Gaststätte "Zur Hongsburg" in Sankt Augustin Hier sollen nun zwei Wohnhäuser entstehen

SANKT AUGUSTIN · Baggerlärm statt Kegelgepolter, trübe Gesichter statt geselliger Feierrunden: Die Gaststätte Zur Hongsburg ist Geschichte. Nach einem Betreiberwechsel im Frühjahr vergangenen Jahres hatten die Mülldorfer noch neue Hoffnung geschöpft. Gerüchte einer geplanten Bebauung hatten sich zunächst nicht bewahrheitet. Doch mit dem überraschenden Verkauf der Gaststätte Ende 2012 war das Aus besiegelt.

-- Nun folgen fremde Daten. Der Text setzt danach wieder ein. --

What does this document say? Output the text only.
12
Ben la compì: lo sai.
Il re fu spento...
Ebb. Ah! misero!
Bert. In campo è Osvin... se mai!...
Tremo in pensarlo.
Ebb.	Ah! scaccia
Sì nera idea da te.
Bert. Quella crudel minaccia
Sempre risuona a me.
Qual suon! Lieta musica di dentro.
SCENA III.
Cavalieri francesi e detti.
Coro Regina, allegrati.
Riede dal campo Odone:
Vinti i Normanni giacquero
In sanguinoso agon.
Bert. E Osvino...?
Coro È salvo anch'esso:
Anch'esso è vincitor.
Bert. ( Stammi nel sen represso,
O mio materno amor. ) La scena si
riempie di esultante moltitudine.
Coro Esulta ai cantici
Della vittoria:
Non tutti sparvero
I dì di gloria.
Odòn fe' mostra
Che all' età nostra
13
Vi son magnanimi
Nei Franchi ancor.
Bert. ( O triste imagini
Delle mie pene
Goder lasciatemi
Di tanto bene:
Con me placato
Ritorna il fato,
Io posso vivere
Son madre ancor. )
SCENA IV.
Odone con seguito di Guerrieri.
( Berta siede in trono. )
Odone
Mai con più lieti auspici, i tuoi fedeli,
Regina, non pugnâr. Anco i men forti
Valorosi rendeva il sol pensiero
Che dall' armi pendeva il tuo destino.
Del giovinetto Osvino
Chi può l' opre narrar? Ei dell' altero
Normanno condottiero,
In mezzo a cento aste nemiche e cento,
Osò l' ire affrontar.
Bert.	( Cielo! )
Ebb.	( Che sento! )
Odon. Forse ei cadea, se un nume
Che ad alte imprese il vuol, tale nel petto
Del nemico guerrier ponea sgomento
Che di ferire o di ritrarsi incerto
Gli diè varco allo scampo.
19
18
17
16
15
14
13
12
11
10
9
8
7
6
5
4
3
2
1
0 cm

 Von der einstigen Traditionsgaststätte in Mülldorf zeugt nur noch ein großer Schuttberg.

Von der einstigen Traditionsgaststätte in Mülldorf zeugt nur noch ein großer Schuttberg.

Foto: Holger Arndt

Nun haben in den vergangenen Wochen Abrissbagger ganze Arbeit geleistet. Zwei Wohnhäuser mit je sieben Wohneinheiten sollen hier in den kommenden Monaten entstehen. Von der einstigen Traditionsgaststätte, in der viele Ortsvereine und Mülldorfer einst oft und gerne zu Gast waren, inklusive der drei Kegelbahnen, die rund 60 Vereinen und Clubs dienten, zeugt heute nur ein großer Schuttberg.

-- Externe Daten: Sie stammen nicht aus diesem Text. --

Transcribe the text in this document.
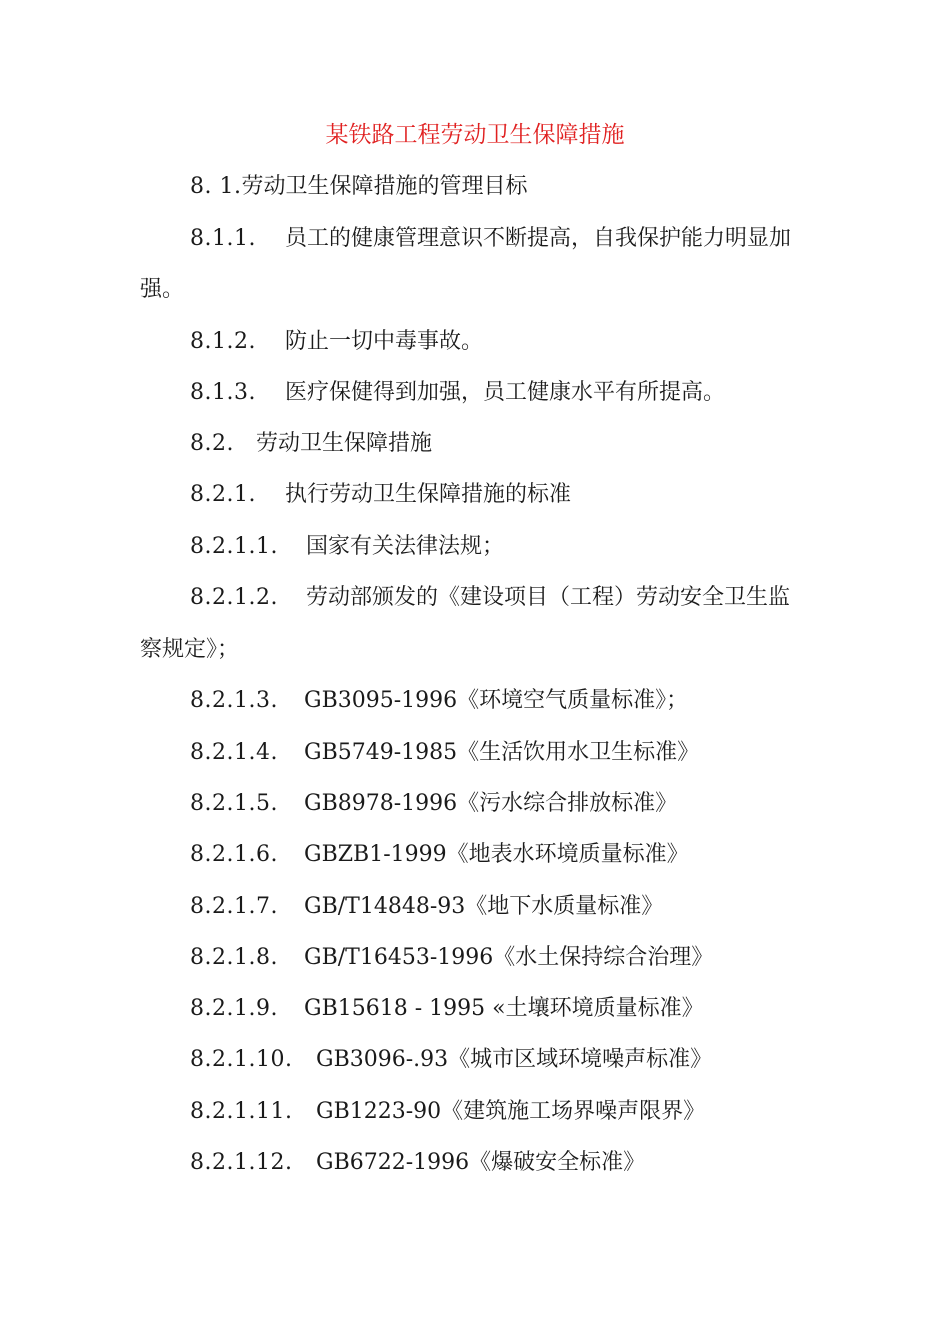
某铁路工程劳动卫生保障措施
8. 1.劳动卫生保障措施的管理目标
8.1.1. 员工的健康管理意识不断提高，自我保护能力明显加
强。
8.1.2. 防止一切中毒事故。
8.1.3. 医疗保健得到加强，员工健康水平有所提高。
8.2. 劳动卫生保障措施
8.2.1. 执行劳动卫生保障措施的标准
8.2.1.1. 国家有关法律法规；
8.2.1.2. 劳动部颁发的《建设项目（工程）劳动安全卫生监
察规定》；
8.2.1.3. GB3095-1996《环境空气质量标准》；
8.2.1.4. GB5749-1985《生活饮用水卫生标准》
8.2.1.5. GB8978-1996《污水综合排放标准》
8.2.1.6. GBZB1-1999《地表水环境质量标准》
8.2.1.7. GB/T14848-93《地下水质量标准》
8.2.1.8. GB/T16453-1996《水土保持综合治理》
8.2.1.9. GB15618 - 1995 «土壤环境质量标准》
8.2.1.10. GB3096-.93《城市区域环境噪声标准》
8.2.1.11. GB1223-90《建筑施工场界噪声限界》
8.2.1.12. GB6722-1996《爆破安全标准》
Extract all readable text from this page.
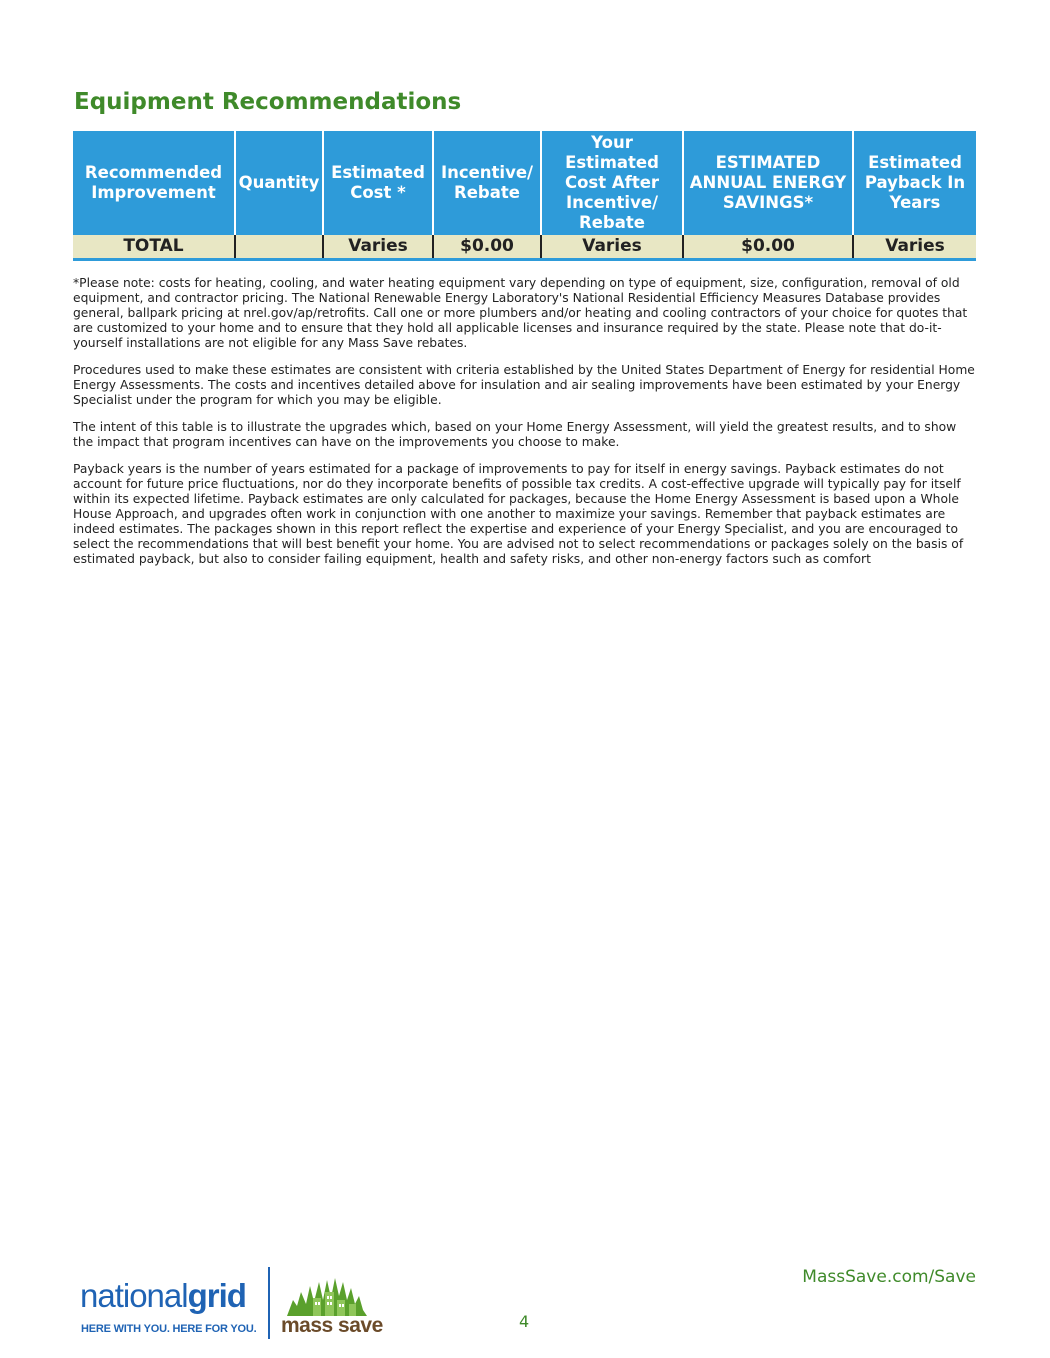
Equipment Recommendations
Recommended Improvement	Quantity	Estimated Cost *	Incentive/ Rebate	Your Estimated Cost After Incentive/ Rebate	ESTIMATED ANNUAL ENERGY SAVINGS*	Estimated Payback In Years
TOTAL		Varies	$0.00	Varies	$0.00	Varies

*Please note: costs for heating, cooling, and water heating equipment vary depending on type of equipment, size, configuration, removal of old equipment, and contractor pricing. The National Renewable Energy Laboratory's National Residential Efficiency Measures Database provides general, ballpark pricing at nrel.gov/ap/retrofits. Call one or more plumbers and/or heating and cooling contractors of your choice for quotes that are customized to your home and to ensure that they hold all applicable licenses and insurance required by the state. Please note that do-it-yourself installations are not eligible for any Mass Save rebates.

Procedures used to make these estimates are consistent with criteria established by the United States Department of Energy for residential Home Energy Assessments. The costs and incentives detailed above for insulation and air sealing improvements have been estimated by your Energy Specialist under the program for which you may be eligible.

The intent of this table is to illustrate the upgrades which, based on your Home Energy Assessment, will yield the greatest results, and to show the impact that program incentives can have on the improvements you choose to make.

Payback years is the number of years estimated for a package of improvements to pay for itself in energy savings. Payback estimates do not account for future price fluctuations, nor do they incorporate benefits of possible tax credits. A cost-effective upgrade will typically pay for itself within its expected lifetime. Payback estimates are only calculated for packages, because the Home Energy Assessment is based upon a Whole House Approach, and upgrades often work in conjunction with one another to maximize your savings. Remember that payback estimates are indeed estimates. The packages shown in this report reflect the expertise and experience of your Energy Specialist, and you are encouraged to select the recommendations that will best benefit your home. You are advised not to select recommendations or packages solely on the basis of estimated payback, but also to consider failing equipment, health and safety risks, and other non-energy factors such as comfort

nationalgrid
HERE WITH YOU. HERE FOR YOU. mass save	4
MassSave.com/Save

Die Wurzeln der Gaststätte reichen dabei zurück bis zum 1. November 1896: Peter Raderschadt hatte angesichts der Pläne zur Erweiterung der Bröltalbahn vom Knotenpunkt Niederpleis über Mülldorf nach Siegburg eine gute Lage gewittert und eine Gaststättenkonzession beantragt. Damals hatte Mülldorf rund 1000 Einwohner und "nur 2 Wirthschaften", begründete Raderschadt die Dringlichkeit seines Gesuchs in dem aufblühenden Dorf. Sein Wohnhaus sei mit vier Kellerräumen, acht Zimmern und "großem Speicher mit Cementfußboden" sowie Wasserpumpe im Hof bestens dafür geeignet.

Der zuständige Kreis-Ausschuss sah tatsächlich das Bedürfnis für eine dritte Gastwirtschaft und erteilte einen Monat später die Konzession. Als am 1. Mai 1899 die erste Bröltalbahn durch den Ort fuhr, wurde der Wirt zugleich Bahnhofsvorsteher. Neben Bier und Korn gingen so auch Fahrkarten über den Tresen. Denn dort, wo zuletzt der Parkplatz der Gaststätte war, war einst der Haltepunkt der Bahn.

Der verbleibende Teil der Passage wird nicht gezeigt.